Im Falle Eurer Trennung jetzt und in Zusammenhang mit Deinem baldigen Auszug stellen sie logischerweise genau so viele Fragen, wie bisher wahrscheinlich zu allem. Aber: Alle Fragen, die mit Eurer gescheiterten Beziehung zusammen hängen, das KÖNNEN sie doch gar nicht verstehen, egal wie gut und ausführlich du es erklären würdest (nicht die Neunjährige, wie alt sind denn die anderen Kinder?). Diesen Teil würde ich konsequent heraus halten.
Was zukünftige Regelungen betrifft, da weißt Du selbst doch anscheinend noch nicht, wie es sich entwickeln wird. Das kannst Du doch so erklären, dass vieles noch zwischen ihrer Mutter und Dir geregelt werden muss, dass ihr aber versuchen werdet, für die Kinder schmerzarme Lösungen zu suchen und umzusetzen (Vorausgesetzt, dem ist auch so, und die Mutter strebt das ebenfalls an, was ich leider nicht weiß).

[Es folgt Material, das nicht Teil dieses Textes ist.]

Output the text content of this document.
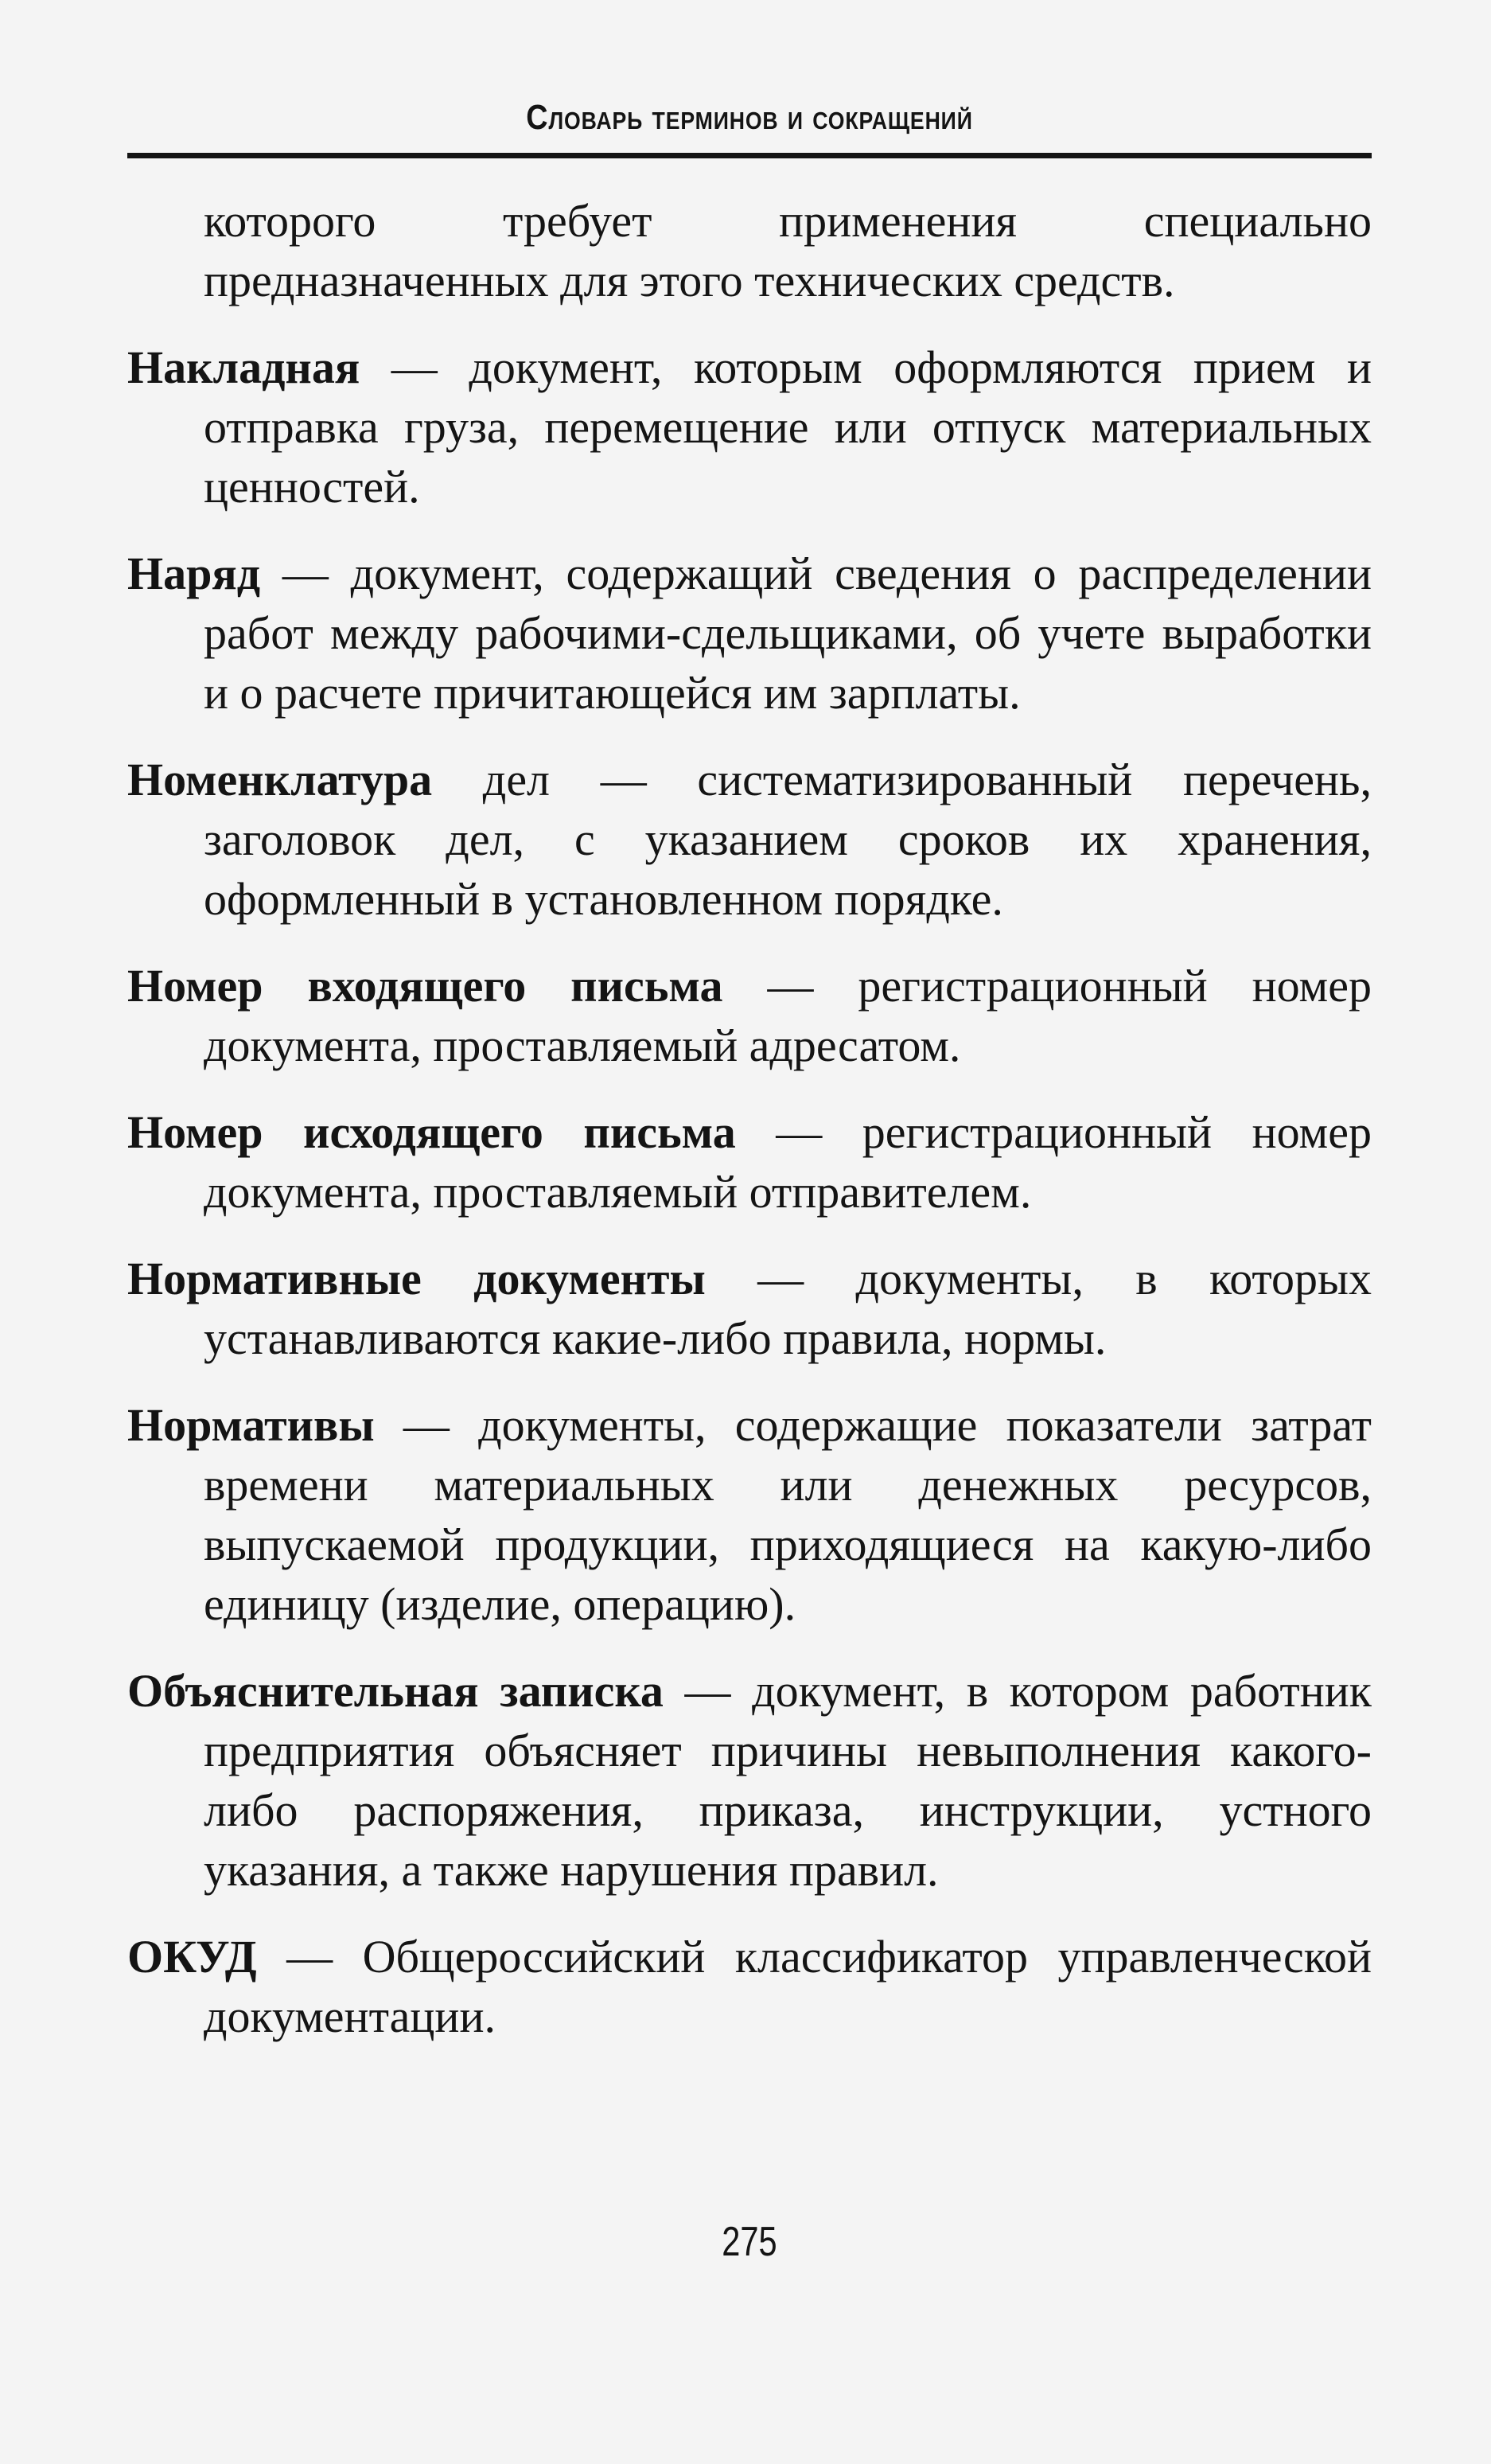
Словарь терминов и сокращений

которого требует применения специально предназначенных для этого технических средств.

Накладная — документ, которым оформляются прием и отправка груза, перемещение или отпуск материальных ценностей.

Наряд — документ, содержащий сведения о распределении работ между рабочими-сдельщиками, об учете выработки и о расчете причитающейся им зарплаты.

Номенклатура дел — систематизированный перечень, заголовок дел, с указанием сроков их хранения, оформленный в установленном порядке.

Номер входящего письма — регистрационный номер документа, проставляемый адресатом.

Номер исходящего письма — регистрационный номер документа, проставляемый отправителем.

Нормативные документы — документы, в которых устанавливаются какие-либо правила, нормы.

Нормативы — документы, содержащие показатели затрат времени материальных или денежных ресурсов, выпускаемой продукции, приходящиеся на какую-либо единицу (изделие, операцию).

Объяснительная записка — документ, в котором работник предприятия объясняет причины невыполнения какого-либо распоряжения, приказа, инструкции, устного указания, а также нарушения правил.

ОКУД — Общероссийский классификатор управленческой документации.

275
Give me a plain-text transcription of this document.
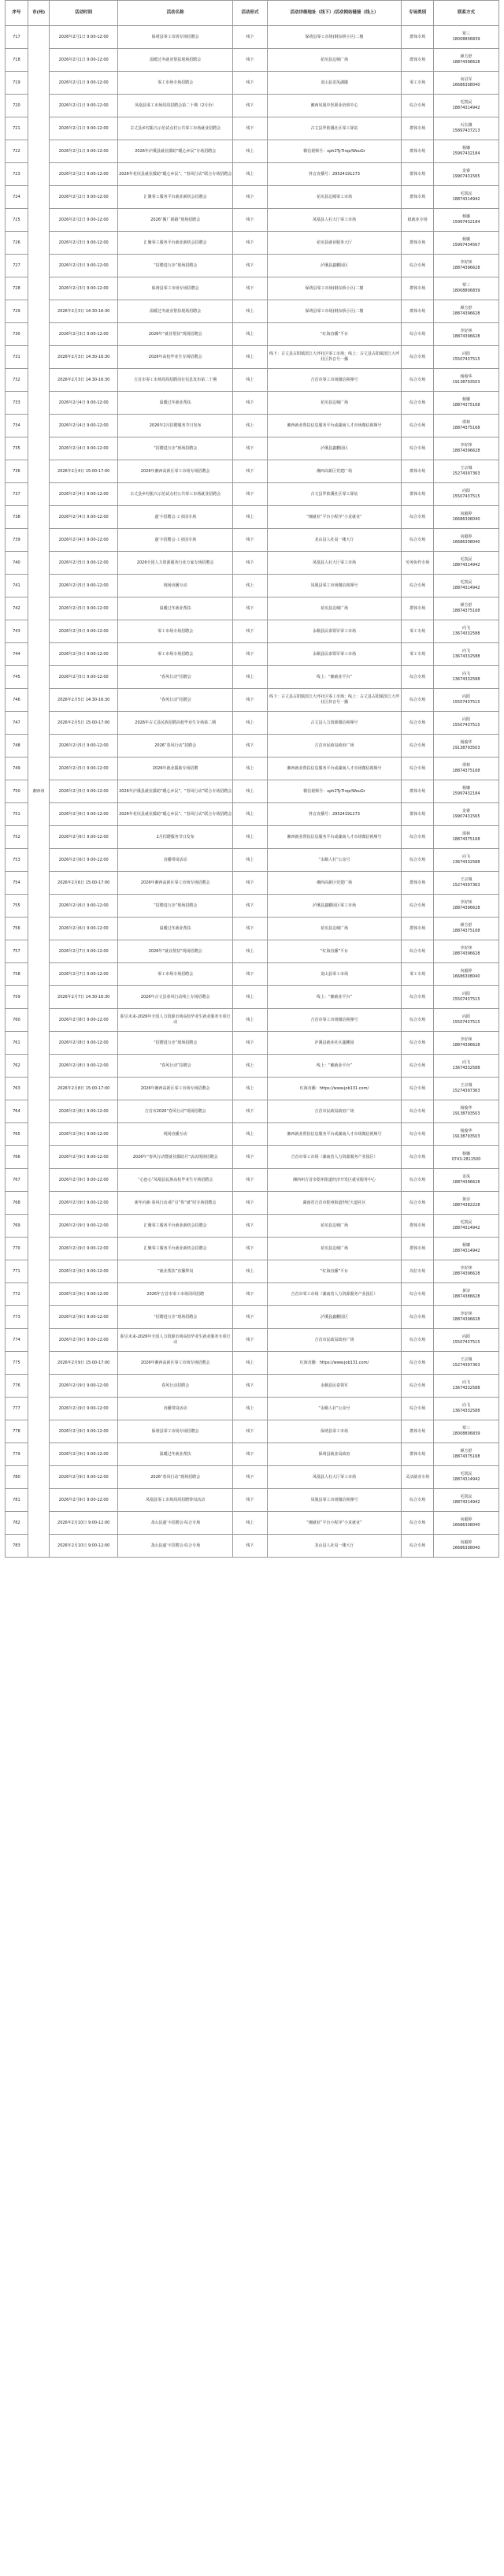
序号	市(州)	活动时间	活动名称	活动形式	活动详细地址（线下）/活动网站链接（线上）	专场类别	联系方式
717	湘西州	2026年2月1日 9:00-12:00	保靖县零工市场专场招聘会	线下	保靖县零工市场(钢东桥小区)二楼	群体专场	覃三
18008806839

718		2026年2月1日 9:00-12:00	温暖过冬就业帮扶现场招聘会	线下	花垣县边城广场	群体专场	颜方舒
18874396628

719		2026年2月1日 9:00-12:00	零工市场专场招聘会	线下	龙山县龙凤湖隧	零工专场	向启军
16686308040

720		2026年2月1日 9:00-12:00	凤凰县零工市场周周招聘会第二十期（2月份）	线下	湘西凤凰中医职业培训中心	综合专场	毛凯民
18874314942

721		2026年2月1日 9:00-12:00	古丈县乡村振兴示范试点村公共零工市场就业招聘会	线下	古丈县罗依溪社区零工驿站	群体专场	石长娥
15897437213

722		2026年2月1日 9:00-12:00	2026年泸溪县就业援助“暖心乡民”专场招聘会	线上	微信视频号：xph2Ty7Irqs/WouGr	群体专场	杨娜
15997432184

723		2026年2月2日 9:00-12:00	2026年花垣县就业援助“暖心乡民”、“春风行动”联合专场招聘会	线上	抖音直播号：29524191273	群体专场	龙睿
19907431565

724		2026年2月2日 9:00-12:00	汇聚零工服务平台就业新机会招聘会	线下	花垣县边城零工市场	群体专场	毛凯民
18874314942

725		2026年2月2日 9:00-12:00	2026“搬厂新路”现场招聘会	线下	凤凰县人社大厅零工市场	稳就业专场	杨娜
15997432184

726		2026年2月3日 9:00-12:00	汇聚零工服务平台就业新机会招聘会	线下	花垣县就业服务大厅	群体专场	杨娜
15997434567

727		2026年2月3日 9:00-12:00	“招聘进万企”现场招聘会	线下	泸溪县鑫鹏园区	综合专场	李好林
18874396628

728		2026年2月3日 9:00-12:00	保靖县零工市场专场招聘会	线下	保靖县零工市场(钢东桥小区)二楼	群体专场	覃三
18008806839

729		2026年2月3日 14:30-16:30	温暖过冬就业帮扶现场招聘会	线上	保靖县零工市场(钢东桥小区)二楼	群体专场	颜方舒
18874396628

730		2026年2月3日 9:00-12:00	2026年“就业帮扶”现场招聘会	线上	“红海直播”平台	综合专场	李好林
18874396628

731		2026年2月3日 14:30-16:30	2026年高校毕业生专场招聘会	线上	线下：古丈县古阳镇滨江大坪社区零工市场；线上：古丈县古阳镇滨江大坪社区抖音号一播	综合专场	向阳
15507437515

732		2026年2月3日 14:30-16:30	吉首市零工市场周周招聘岗位信息发布第二十期	线上	吉首市零工市场微信视频号	综合专场	杨俊华
19138793503

733		2026年2月4日 9:00-12:00	温暖过冬就业帮扶	线下	花垣县边城广场	综合专场	杨娜
18874375168

734		2026年2月4日 9:00-12:00	2026年2月招聘服务节日发布	线上	湘西就业帮扶信息服务平台或湖南人才市场微信视频号	综合专场	谭林
18874375168

735		2026年2月4日 9:00-12:00	“招聘进万企”现场招聘会	线下	泸溪县鑫鹏园区	综合专场	李好林
18874396628

736		2026年2月4日 15:00-17:00	2026年湘西高新区零工市场专场招聘会	线下	湘西高新区党建广场	群体专场	王宗城
15274397363

737		2026年2月4日 9:00-12:00	古丈县乡村振兴示范试点村公共零工市场就业招聘会	线下	古丈县罗依溪社区零工驿站	群体专场	向阳
15507437515

738		2026年2月4日 9:00-12:00	遂'卡招聘会·工业园专场	线上	“湘就业”平台小程序“小龙就业”	综合专场	向毅婷
16686308040

739		2026年2月4日 9:00-12:00	遂'卡招聘会·工业园专场	线下	龙山县人社局一楼大厅	综合专场	向毅婷
16686308040

740		2026年2月5日 9:00-12:00	2026全国人力资源服务行业万家专场招聘会	线下	凤凰县人社大厅零工市场	劳务协作专场	毛凯民
18874314942

741		2026年2月5日 9:00-12:00	现场直播互动	线上	凤凰县零工市场微信视频号	综合专场	毛凯民
18874314942

742		2026年2月5日 9:00-12:00	温暖过冬就业帮扶	线下	花垣县边城广场	群体专场	颜方舒
18874375168

743		2026年2月5日 9:00-12:00	零工市场专场招聘会	线下	永顺县民泰领军零工市场	零工专场	向飞
13674332588

744		2026年2月5日 9:00-12:00	零工市场专场招聘会	线下	永顺县民泰领军零工市场	零工专场	向飞
13674332588

745		2026年2月5日 9:00-12:00	“春风行动”招聘会	线上	线上：“湘就业平台”	综合专场	向飞
13674332588

746		2026年2月5日 14:30-16:30	“春风行动”招聘会	线下	线下：古丈县古阳镇滨江大坪社区零工市场；线上：古丈县古阳镇滨江大坪社区抖音号一播	综合专场	向阳
15507437515

747		2026年2月5日 15:00-17:00	2026年古丈县民族招聘高校毕业生专场第二期	线上	古丈县人力资源微信视频号	综合专场	向阳
15507437515

748		2026年2月5日 9:00-12:00	2026“春风行动”招聘会	线下	吉首市民政局政府广场	综合专场	杨俊华
19138793503

749		2026年2月5日 9:00-12:00	2026年就业援助专场招聘	线上	湘西就业帮扶信息服务平台或湖南人才市场微信视频号	综合专场	谭林
18874375168

750		2026年2月5日 9:00-12:00	2026年泸溪县就业援助“暖心乡民”、“春风行动”联合专场招聘会	线上	微信视频号：xph2Ty7Irqs/WouGr	群体专场	杨娜
15997432184

751		2026年2月6日 9:00-12:00	2026年花垣县就业援助“暖心乡民”、“春风行动”联合专场招聘会	线上	抖音直播号：29524191273	群体专场	龙睿
19907431565

752		2026年2月6日 9:00-12:00	2月招聘服务节日发布	线上	湘西就业帮扶信息服务平台或湖南人才市场微信视频号	综合专场	谭林
18874375168

753		2026年2月6日 9:00-12:00	直播带岗活动	线上	“永顺人社”公众号	综合专场	向飞
13674332588

754		2026年2月6日 15:00-17:00	2026年湘西高新区零工市场专场招聘会	线下	湘西高新区党建广场	群体专场	王宗城
15274397363

755		2026年2月6日 9:00-12:00	“招聘进万企”现场招聘会	线下	泸溪县鑫鹏园区零工市场	综合专场	李好林
18874396628

756		2026年2月6日 9:00-12:00	温暖过冬就业帮扶	线下	花垣县边城广场	群体专场	颜方舒
18874375168

757		2026年2月7日 9:00-12:00	2026年“就业帮扶”现场招聘会	线上	“红海直播”平台	综合专场	李好林
18874396628

758		2026年2月7日 9:00-12:00	零工市场专场招聘会	线下	龙山县零工市场	零工专场	向毅婷
16686308040

759		2026年2月7日 14:30-16:30	2026年古丈县春风行动线上专场招聘会	线上	线上：“湘就业平台”	综合专场	向阳
15507437515

760		2026年2月8日 9:00-12:00	职引未来-2026年全国人力资源市场高校毕业生就业服务专项行动	线上	吉首市零工市场微信视频号	综合专场	向阳
15507437515

761		2026年2月8日 9:00-12:00	“招聘进万企”现场招聘会	线下	泸溪县就业社区鑫鹏园	综合专场	李好林
18874396628

762		2026年2月8日 9:00-12:00	“春风行动”招聘会	线上	线上：“湘就业平台”	综合专场	向飞
13674332588

763		2026年2月8日 15:00-17:00	2026年湘西高新区零工市场专场招聘会	线上	红海直播：https://www.job131.com/	综合专场	王宗城
15274397363

764		2026年2月8日 9:00-12:00	吉首市2026“春风行动”现场招聘会	线下	吉首市民政局政府广场	综合专场	杨俊华
19138793503

765		2026年2月9日 9:00-12:00	现场直播互动	线上	湘西就业帮扶信息服务平台或湖南人才市场微信视频号	综合专场	杨俊华
19138793503

766		2026年2月9日 9:00-12:00	2026年“春风行动暨就业援助月”活动现场招聘会	线下	吉首市零工市场（湖南省人力资源服务产业园区）	综合专场	杨娜
0743-2811500

767		2026年2月9日 9:00-12:00	“心连心”凤凰县民族高校毕业生专场招聘会	线下	湘西州吉首市乾州街道经济开发区就业服务中心	综合专场	龙凤
18874396628

768		2026年2月9日 9:00-12:00	新年向新·春风行动·职“引”你“就”时专场招聘会	线下	湖南省吉首市乾州街道世纪大道社区	综合专场	黄诗
18874382228

769		2026年2月9日 9:00-12:00	汇聚零工服务平台就业新机会招聘会	线下	花垣县边城广场	群体专场	毛凯民
18874314942

770		2026年2月9日 9:00-12:00	汇聚零工服务平台就业新机会招聘会	线下	花垣县边城广场	群体专场	杨娜
18874314942

771		2026年2月9日 9:00-12:00	“就业帮扶”直播带岗	线上	“红海直播”平台	岗位专场	李好林
18874396628

772		2026年2月9日 9:00-12:00	2026年吉首市零工市场周周招聘	线下	吉首市零工市场（湖南省人力资源服务产业园区）	综合专场	黄诗
18874386628

773		2026年2月9日 9:00-12:00	“招聘进万企”现场招聘会	线下	泸溪县鑫鹏园区	综合专场	李好林
18874396628

774		2026年2月9日 9:00-12:00	职引未来-2026年全国人力资源市场高校毕业生就业服务专项行动	线下	吉首市民政局政府广场	综合专场	向阳
15507437515

775		2026年2月9日 15:00-17:00	2026年湘西高新区零工市场专场招聘会	线上	红海直播：https://www.job131.com/	综合专场	王宗城
15274397363

776		2026年2月9日 9:00-12:00	春风行动招聘会	线下	永顺县民泰领军	综合专场	向飞
13674332588

777		2026年2月9日 9:00-12:00	直播带岗活动	线上	“永顺人社”公众号	综合专场	向飞
13674332588

778		2026年2月9日 9:00-12:00	保靖县零工市场专场招聘会	线下	保靖县零工市场	群体专场	覃三
18008806839

779		2026年2月9日 9:00-12:00	温暖过冬就业帮扶	线下	保靖县就业局政府	群体专场	颜方舒
18874375168

780		2026年2月9日 9:00-12:00	2026“春风行动”现场招聘会	线下	凤凰县人社大厅零工市场	灵活就业专场	毛凯民
18874314942

781		2026年2月9日 9:00-12:00	凤凰县零工市场周周招聘带岗活动	线下	凤凰县零工市场微信视频号	综合专场	毛凯民
18874314942

782		2026年2月10日 9:00-12:00	龙山县遂'卡招聘会·综合专场	线上	“湘就业”平台小程序“小龙就业”	综合专场	向毅婷
16686308040

783		2026年2月10日 9:00-12:00	龙山县遂'卡招聘会·综合专场	线下	龙山县人社局一楼大厅	综合专场	向毅婷
16686308040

Lügen würde ich auf gar keinen Fall, zuviel im Voraus spekulieren allerdings auch nicht. Falsche Versprechungen auf gar keinen Fall. Dann lieber mal weniger anstatt zu viel sagen. Du hast deine Kinder dazu erzogen, Fragen zu stellen und sich kritisch und gründlich in der Welt umzusehen. Hinter die Kulissen zu blicken und nicht nur die Oberfläche zu sehen. Das kriegst du jetzt natürlich selbst zu spüren, denn ihr Leben wird sich ja verändern. Wenn Du sie jetzt mit dünnen oder unglaubwürdigen Antworten abspeisen würdest, dann würden sie Dir das sicherlich mehr als übel nehmen, wenn sie dahinter kommen (und so, wie Du sie schilderst, würden sie das wohl recht bald!)
Dass es mit Sicherheit von Dir und Deiner Frau abhängen wird, inwieweit sich ihr Leben ändert, das haben sie wahrscheinlich schon durchschaut.
Bleib auf jeden Fall Deinen Grundsätzen treu, überfordere sie aber nicht mit Gesprächen über Dinge, die du jetzt noch nicht hundertprozent absehen kannst.

Liebe Grüße, Lesemaus

Getretener Quark wird breit, nicht stark

AntwortZitat
Geschrieben : 28.02.2007 00:00
(@bronze)
Registriert

also Du bist in meinen Augen rhetorisch gesehen Oberliga, aber dies nur am Rande

Artigen Dank, Lesemaus. Kleine Anekdote am Rande: Du legst mit Deinem Kompliment  allerdings den Finger eine tiefe Wunde. Meine Frau beendet für sie ungünstig verlaufende Diskussionen gerne mit den Worten"Jetzt hast Du das rethorisch wieder so hingekriegt, dass man das alles glauben muss, was Du sagst."  :knockout:

Du hast schon recht. Man kann nicht alles erklären, dazu kommen die unterschiedlichen Sichtweisen. Inzwischen habe ich auch einen Ansatz gefunden, wie ich mit diffizilen Fragen umgehen werde. Ich stelle Gegenfragen in der Weise, dass meine Töchter zunächst ihre eigene Vorstellung von der Antwort entwickeln können. Hat zwei Vorteile: Ich kann erspüren, wie weit die Antwort eigentlich gehen soll und ich kann bei unklaren Perspektiven ihre Wünsche berücksichtigen und mehr darauf eingehen.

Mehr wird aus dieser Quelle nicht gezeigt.